Setelah menyampaikan pengajaran Yesus dalam Khotbah di Bukit, Matius beralih menekankan otoritas Yesus atas penyakit, roh jahat, bahkan alam. Alih-alih menyajikan kisah pelayanan Yesus secara kronologis, Matius mengelompokkan mukjizat-mukjizat-Nya dalam rangkaian tematis dengan penekanan pada makna mukjizat. Salah satunya adalah kisah ketika Yesus pergi ke rumah Petrus dan menyembuhkan ibu mertuanya dari demam, lalu sepanjang malam menyembuhkan banyak orang dan mengusir setan. Matius mengaitkan pelayanan penyembuhan ini dengan nubuat Nabi Yesaya, serta menunjukkan bahwa seluruh karya Yesus di bumi merupakan penggenapan janji Mesias yang membawa kesembuhan, pembebasan, dan pengharapan bagi manusia.

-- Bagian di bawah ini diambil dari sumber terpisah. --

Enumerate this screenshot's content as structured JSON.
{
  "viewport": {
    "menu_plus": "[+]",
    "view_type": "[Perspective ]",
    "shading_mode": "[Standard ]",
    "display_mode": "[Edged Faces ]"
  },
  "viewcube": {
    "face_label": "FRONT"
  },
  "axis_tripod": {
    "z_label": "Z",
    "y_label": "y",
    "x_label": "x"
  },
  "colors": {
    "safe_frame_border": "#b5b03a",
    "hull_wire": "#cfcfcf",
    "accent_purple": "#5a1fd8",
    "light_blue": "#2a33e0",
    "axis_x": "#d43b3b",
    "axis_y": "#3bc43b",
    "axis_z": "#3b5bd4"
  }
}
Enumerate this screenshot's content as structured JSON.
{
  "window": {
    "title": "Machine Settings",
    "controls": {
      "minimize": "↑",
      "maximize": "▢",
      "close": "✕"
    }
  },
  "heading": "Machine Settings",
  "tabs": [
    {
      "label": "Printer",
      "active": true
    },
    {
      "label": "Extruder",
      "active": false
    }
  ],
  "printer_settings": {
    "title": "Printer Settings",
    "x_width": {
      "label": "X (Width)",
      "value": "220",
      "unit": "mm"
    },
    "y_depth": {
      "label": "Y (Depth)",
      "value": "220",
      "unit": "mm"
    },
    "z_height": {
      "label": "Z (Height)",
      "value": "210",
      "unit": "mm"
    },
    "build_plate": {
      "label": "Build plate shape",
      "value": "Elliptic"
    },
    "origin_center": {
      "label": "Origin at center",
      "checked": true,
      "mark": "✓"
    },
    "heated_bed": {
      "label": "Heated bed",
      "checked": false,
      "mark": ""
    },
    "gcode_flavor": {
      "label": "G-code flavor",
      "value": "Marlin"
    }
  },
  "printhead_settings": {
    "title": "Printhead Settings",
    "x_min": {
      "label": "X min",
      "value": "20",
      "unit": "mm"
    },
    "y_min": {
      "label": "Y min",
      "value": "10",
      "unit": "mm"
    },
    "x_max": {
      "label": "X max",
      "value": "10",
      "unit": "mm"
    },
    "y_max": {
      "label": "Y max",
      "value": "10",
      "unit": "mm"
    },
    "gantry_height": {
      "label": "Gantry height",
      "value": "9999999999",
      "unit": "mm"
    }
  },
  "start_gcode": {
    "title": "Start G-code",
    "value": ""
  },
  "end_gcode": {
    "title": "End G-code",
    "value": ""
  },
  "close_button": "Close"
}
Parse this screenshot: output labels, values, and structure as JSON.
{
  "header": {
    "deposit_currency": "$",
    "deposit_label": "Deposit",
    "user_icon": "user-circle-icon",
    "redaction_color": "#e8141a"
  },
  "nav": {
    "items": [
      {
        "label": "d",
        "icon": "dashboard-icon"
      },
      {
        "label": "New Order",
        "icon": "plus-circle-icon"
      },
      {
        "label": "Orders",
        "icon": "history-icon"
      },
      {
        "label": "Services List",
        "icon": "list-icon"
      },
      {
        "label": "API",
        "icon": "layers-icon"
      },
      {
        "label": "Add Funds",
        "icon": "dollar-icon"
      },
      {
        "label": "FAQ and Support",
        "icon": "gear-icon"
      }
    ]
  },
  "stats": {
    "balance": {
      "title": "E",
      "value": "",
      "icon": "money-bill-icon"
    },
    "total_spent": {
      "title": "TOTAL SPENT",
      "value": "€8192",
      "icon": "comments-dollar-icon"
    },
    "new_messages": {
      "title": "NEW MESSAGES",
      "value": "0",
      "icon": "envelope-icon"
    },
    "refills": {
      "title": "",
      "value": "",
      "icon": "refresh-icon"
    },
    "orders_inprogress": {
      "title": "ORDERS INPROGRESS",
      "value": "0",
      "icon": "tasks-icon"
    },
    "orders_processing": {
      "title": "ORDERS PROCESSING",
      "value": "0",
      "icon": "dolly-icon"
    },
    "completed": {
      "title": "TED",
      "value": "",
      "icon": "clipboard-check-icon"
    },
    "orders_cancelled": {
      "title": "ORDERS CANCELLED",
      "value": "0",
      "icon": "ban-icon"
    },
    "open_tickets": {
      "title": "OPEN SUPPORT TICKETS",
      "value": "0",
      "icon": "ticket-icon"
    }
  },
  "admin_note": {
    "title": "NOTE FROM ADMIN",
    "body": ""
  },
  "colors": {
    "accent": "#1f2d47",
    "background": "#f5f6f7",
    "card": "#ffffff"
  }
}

Youth, pelayanan Yesus merupakan tindakan nyata yang menyatakan kuasa dan kasih Allah. Hal ini menegaskan bahwa Dia adalah Mesias yang dinubuatkan, yang hadir untuk membebaskan dan memulihkan manusia secara utuh. Bagi kita, ini menjadi pengingat bahwa iman kepada Kristus bukan sekadar percaya secara teoretis, melainkan juga mengalami dan meneladani kasih serta kuasa-Nya dalam kehidupan, menolong sesama, dan membawa pengharapan.
- Apa saja peristiwa yang terjadi di rumah Petrus?
- Apa pengalaman yang membuatmu terpesona atas kuasa Yesus?
Pokok Doa: Kerinduan untuk menghadirkan kebaikan bagi orang lain.